■香川真司 12月の監督交代で好転し、スタイルも代表復帰に追い風
8月31日に行われた最終予選のオーストラリア戦で出場機会はなかったものの「自分のコンディションに関して監督も悩んだと思う」と起用法への理解を言葉にしていた香川だが、強豪を相手に実力を示す格好の機会と捉えていた11月の欧州遠征で外されるという指揮官の判断には不本意な思いもあったかもしれない。それでも、フランスやベルギーまで足を運びスタンド観戦。代表への強い思いを示した。
ドルトムント(ドイツ)では今季就任したペーター・ボス監督のもとで途中出場と途中交代を繰り返したものの、リーグ戦では今季初ゴールを挙げた第5節以降で出場がなかったのは2試合のみ。第7節のアウクスブルク戦は華麗なループシュートのゴールで話題をさらった。12月10日にボスが解任され、ペーター・シュテーガー監督が就任してからは1-2で敗れたバイエルン・ミュンヘンとのドイツ杯3回戦も含め、全ての公式戦にフル出場している。
昨季は台頭する若手に合わせてバランスを取るプレーが多かったが、今季は監督交代を経験しながらも、組み立てからタイミング良くゴール前に入っていくプレーが目立っている。12月12日のマインツ戦で試合終盤に決めたピエール・エメリク・ オバメヤンのアシストからのゴールは象徴的なシーンだ。さらに16日のホッフェンハイム戦ではドリブルでPKを獲得し、逆転ゴールのお膳立てで勝利に大きく貢献した。

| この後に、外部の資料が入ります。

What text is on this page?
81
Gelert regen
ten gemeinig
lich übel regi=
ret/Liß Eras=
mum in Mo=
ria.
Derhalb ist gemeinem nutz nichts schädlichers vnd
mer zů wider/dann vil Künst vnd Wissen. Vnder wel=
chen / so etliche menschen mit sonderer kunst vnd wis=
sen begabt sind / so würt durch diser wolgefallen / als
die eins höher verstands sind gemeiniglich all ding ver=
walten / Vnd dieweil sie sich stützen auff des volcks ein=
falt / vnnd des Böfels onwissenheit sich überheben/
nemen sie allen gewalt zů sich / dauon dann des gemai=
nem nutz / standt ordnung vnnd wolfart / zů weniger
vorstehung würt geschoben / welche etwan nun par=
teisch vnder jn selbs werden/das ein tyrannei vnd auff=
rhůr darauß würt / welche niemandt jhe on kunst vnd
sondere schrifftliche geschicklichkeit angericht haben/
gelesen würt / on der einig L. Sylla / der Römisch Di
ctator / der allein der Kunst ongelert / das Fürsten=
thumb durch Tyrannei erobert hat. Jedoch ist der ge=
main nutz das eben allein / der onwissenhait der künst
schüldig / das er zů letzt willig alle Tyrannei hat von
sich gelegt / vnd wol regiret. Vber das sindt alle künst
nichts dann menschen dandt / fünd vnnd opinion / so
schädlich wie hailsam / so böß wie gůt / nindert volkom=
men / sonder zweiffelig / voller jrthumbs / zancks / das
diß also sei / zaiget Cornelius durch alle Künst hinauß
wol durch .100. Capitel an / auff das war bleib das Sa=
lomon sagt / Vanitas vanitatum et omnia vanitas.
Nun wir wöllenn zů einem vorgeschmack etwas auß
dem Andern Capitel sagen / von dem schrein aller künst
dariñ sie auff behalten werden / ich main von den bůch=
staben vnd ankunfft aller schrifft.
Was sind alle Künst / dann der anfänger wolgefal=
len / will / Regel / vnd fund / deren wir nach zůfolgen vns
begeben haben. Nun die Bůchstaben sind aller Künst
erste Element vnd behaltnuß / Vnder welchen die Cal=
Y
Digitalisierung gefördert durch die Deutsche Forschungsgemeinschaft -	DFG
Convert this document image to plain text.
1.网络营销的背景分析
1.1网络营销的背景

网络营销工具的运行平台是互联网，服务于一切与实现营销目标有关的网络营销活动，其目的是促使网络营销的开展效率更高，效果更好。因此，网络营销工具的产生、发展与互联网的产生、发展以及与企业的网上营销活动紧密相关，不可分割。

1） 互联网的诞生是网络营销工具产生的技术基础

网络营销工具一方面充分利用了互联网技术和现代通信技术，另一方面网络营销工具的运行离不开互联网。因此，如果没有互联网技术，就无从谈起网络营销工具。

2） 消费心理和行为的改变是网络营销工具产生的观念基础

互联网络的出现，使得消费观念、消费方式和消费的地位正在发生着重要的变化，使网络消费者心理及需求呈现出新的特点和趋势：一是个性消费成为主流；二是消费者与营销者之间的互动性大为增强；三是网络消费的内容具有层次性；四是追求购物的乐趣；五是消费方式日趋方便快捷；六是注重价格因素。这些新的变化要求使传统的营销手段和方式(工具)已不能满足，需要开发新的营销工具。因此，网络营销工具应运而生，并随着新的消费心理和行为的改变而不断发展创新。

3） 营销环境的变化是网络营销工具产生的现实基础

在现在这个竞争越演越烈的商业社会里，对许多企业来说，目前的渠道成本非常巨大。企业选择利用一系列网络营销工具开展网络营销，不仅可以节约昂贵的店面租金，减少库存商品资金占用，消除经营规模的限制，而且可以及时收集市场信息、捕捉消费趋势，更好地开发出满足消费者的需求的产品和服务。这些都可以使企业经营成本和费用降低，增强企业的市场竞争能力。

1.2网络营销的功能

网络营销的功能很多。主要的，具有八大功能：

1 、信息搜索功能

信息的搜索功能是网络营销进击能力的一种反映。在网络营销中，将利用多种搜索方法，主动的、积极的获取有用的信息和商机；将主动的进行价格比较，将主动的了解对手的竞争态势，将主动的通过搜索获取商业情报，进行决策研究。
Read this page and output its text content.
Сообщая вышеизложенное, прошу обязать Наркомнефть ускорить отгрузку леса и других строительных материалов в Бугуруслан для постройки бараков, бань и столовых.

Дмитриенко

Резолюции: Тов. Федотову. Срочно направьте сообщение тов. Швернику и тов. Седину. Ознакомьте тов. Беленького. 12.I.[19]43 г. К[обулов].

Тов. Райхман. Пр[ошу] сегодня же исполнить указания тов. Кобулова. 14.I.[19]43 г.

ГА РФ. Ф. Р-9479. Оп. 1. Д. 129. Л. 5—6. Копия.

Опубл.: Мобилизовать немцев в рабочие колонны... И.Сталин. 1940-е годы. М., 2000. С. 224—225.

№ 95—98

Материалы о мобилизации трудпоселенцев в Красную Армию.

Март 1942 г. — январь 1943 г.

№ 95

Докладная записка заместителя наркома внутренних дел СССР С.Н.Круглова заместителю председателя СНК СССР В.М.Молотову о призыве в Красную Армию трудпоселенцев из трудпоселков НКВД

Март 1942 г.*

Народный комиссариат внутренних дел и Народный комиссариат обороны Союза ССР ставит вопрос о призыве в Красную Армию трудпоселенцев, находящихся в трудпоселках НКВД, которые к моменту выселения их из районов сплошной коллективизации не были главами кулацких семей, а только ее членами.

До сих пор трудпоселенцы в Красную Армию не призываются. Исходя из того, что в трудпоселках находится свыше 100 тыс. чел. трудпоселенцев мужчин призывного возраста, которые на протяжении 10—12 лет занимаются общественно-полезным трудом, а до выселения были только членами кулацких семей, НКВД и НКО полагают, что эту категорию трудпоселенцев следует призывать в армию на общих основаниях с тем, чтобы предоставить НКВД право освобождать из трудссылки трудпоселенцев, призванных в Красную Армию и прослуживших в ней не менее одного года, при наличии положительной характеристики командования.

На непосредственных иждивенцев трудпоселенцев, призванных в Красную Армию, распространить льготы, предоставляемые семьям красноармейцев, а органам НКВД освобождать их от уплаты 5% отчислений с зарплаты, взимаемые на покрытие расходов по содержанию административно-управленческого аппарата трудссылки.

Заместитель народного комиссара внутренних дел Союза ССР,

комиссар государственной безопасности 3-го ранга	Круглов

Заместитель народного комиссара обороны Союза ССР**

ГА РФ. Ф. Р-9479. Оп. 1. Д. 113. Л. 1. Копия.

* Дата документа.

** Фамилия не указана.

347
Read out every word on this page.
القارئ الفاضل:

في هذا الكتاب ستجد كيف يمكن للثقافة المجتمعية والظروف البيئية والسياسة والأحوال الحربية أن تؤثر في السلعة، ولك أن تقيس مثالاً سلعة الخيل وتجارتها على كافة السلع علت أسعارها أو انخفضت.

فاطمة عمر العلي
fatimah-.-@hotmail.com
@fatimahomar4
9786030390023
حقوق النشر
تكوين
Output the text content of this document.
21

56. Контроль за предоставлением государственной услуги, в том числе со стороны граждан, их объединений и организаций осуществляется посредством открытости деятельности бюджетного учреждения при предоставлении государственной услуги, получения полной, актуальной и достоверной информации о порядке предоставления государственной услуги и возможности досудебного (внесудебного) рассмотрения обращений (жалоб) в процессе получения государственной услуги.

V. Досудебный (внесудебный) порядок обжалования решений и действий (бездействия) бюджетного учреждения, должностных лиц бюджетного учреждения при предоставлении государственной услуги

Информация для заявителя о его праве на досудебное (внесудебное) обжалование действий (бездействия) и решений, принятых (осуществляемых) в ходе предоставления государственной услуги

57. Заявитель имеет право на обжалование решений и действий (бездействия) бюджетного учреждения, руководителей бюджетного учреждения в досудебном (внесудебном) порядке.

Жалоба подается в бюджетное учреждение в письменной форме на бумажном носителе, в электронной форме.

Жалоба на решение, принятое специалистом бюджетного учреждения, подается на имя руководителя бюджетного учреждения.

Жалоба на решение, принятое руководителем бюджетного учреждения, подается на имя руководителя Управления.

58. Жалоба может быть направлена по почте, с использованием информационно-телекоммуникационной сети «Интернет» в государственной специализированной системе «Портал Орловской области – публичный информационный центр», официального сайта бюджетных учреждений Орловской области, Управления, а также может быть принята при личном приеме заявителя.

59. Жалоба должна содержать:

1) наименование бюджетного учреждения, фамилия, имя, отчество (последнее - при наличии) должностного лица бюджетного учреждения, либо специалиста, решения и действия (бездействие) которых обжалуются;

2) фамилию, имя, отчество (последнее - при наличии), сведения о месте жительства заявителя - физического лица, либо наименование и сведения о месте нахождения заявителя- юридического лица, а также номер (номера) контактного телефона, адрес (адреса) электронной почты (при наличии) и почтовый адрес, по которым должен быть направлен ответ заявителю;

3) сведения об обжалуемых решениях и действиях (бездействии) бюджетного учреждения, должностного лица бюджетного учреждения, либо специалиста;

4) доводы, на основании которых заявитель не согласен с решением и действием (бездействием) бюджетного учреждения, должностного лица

基本システムは[4-3-3]でボス体制と大きな変更はないが、前線のスピードを武器に、より縦に速い攻撃で中盤とアタッカーが連動して崩す形を目指しており、出し手にも受け手にもなれる香川が重宝される素地がある。その点は代表とも共通するものがある。終盤に運動量が少し落ちる傾向は見られるが、フル出場の試合が長くなれば改善されるはず。このまま良い状態をキープすれば、攻撃的MFのポジションは選手層が比較的厚いものの、3月の欧州遠征で代表復帰する可能性は高まるだろう。